Lopez glanced to her in the rearview mirror. "I shall, little missy." The corporal took in a deep breath before starting. "Okay, the Basque people have been settled in the region for like...ever. At least ten thousand years, which makes them the longest continuous European population. So they are kind of proud of that. Like, super proud of that. They have their own language that pre-dates any others in the region and is more like Arabic than Spanish. So they pretty much figured they should have their own government as well."

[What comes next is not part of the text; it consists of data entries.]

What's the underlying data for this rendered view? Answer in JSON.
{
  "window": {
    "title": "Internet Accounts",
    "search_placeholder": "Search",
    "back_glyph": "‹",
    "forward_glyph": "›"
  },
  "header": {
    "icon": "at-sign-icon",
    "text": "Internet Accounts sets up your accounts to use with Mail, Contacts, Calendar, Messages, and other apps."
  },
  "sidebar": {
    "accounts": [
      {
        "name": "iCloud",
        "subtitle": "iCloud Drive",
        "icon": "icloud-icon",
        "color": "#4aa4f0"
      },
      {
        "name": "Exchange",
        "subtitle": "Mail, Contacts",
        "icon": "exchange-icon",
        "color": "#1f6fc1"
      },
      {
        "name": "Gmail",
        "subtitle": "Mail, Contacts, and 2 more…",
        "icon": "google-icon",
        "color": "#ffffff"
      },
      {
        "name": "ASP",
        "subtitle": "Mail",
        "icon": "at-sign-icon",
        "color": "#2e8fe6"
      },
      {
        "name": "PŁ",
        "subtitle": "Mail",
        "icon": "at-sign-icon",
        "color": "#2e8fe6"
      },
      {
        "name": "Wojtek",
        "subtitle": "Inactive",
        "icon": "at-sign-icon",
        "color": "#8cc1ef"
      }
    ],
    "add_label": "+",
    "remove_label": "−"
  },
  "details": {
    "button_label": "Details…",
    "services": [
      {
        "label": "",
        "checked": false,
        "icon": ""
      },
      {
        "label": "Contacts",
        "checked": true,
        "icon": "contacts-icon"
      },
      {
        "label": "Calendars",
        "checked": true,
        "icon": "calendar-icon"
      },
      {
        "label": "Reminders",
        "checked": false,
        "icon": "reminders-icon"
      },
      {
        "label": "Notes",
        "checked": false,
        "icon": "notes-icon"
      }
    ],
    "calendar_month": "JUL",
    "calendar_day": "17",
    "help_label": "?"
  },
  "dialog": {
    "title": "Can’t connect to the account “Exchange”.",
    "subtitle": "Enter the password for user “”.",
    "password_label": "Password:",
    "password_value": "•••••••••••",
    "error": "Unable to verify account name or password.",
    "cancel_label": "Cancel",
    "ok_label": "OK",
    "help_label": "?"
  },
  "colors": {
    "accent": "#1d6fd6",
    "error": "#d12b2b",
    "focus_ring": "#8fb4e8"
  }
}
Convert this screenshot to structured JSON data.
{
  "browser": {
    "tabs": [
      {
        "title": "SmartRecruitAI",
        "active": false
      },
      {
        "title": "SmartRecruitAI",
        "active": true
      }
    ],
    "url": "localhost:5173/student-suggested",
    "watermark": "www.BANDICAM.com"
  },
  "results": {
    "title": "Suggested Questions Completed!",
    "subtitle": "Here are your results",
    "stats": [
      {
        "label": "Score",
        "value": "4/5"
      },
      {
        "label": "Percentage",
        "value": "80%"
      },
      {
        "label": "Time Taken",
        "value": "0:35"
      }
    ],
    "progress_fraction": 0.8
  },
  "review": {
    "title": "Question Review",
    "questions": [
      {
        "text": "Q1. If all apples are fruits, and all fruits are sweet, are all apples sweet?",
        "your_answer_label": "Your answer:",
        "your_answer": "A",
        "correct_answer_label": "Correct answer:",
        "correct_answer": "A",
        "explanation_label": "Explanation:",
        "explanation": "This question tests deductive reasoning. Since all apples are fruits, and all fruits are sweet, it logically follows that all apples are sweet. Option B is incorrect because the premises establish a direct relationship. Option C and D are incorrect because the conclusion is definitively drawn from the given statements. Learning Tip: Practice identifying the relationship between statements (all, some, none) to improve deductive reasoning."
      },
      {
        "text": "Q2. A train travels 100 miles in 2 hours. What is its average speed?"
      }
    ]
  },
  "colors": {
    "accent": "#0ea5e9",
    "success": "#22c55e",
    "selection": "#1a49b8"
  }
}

"A-plus," Rebecca commended. "And how did the Basques avoid being assimilated into all of the conquering nations that swept through Europe over the ages?"

Lopez nodded out the window at the steep cliffs rising up around them. "These mountains, darlin'. Geographical isolation. It was just too hard or expensive to mount a campaign up here."

"Like I said, A-plus." Rebecca smiled as Lopez beamed. "Now the bonus round. What does that have to do with Vakasa?"

At that, Lopez frowned. "No clue."

Before Rebecca could answer, Talli stirred in his seat. "All right, let me give a stab at it."

She was as surprised as the rest of the car that Talli was contributing. He'd been fairly withdrawn this mission, more than usual.

"Christianity," he stated. Off her nod, he continued. "Strangely, this region was the first to be evangelicized as early as the five hundreds yet resisted the new faith more than any other population."

"Whoa there, chico." Lopez chuckled. "This area is hardcore Catholic."

"If you'd let me finish," Talli retorted, "I was going to say, once they adopted Catholicism, however, they took to it like fish to water."

"All right, then," Lopez answered, seeming satisfied.

"And what does that have to do with Vakasa?" Rebecca asked Talli. The man squirmed a bit. Because he didn't know the answer or didn't want to speak it?"

Davidson spared Talli Rebecca's expectant glare.

"The Black Madonna," Davidson stated.

Rebecca grinned. "Exactly."

Levont looked from Rebecca to the little girl curled up on her lap. "I don't get it. I mean, I get it. She's supposed to be the Messiah, and she's black-and representing, I might add-but..."

Davidson's eyes flicked over to Rebecca. She didn't seem nearly as confident about this aspect as she had the rest. He stepped into the silence. "The Black Madonnas are revered by some and dismissed by others."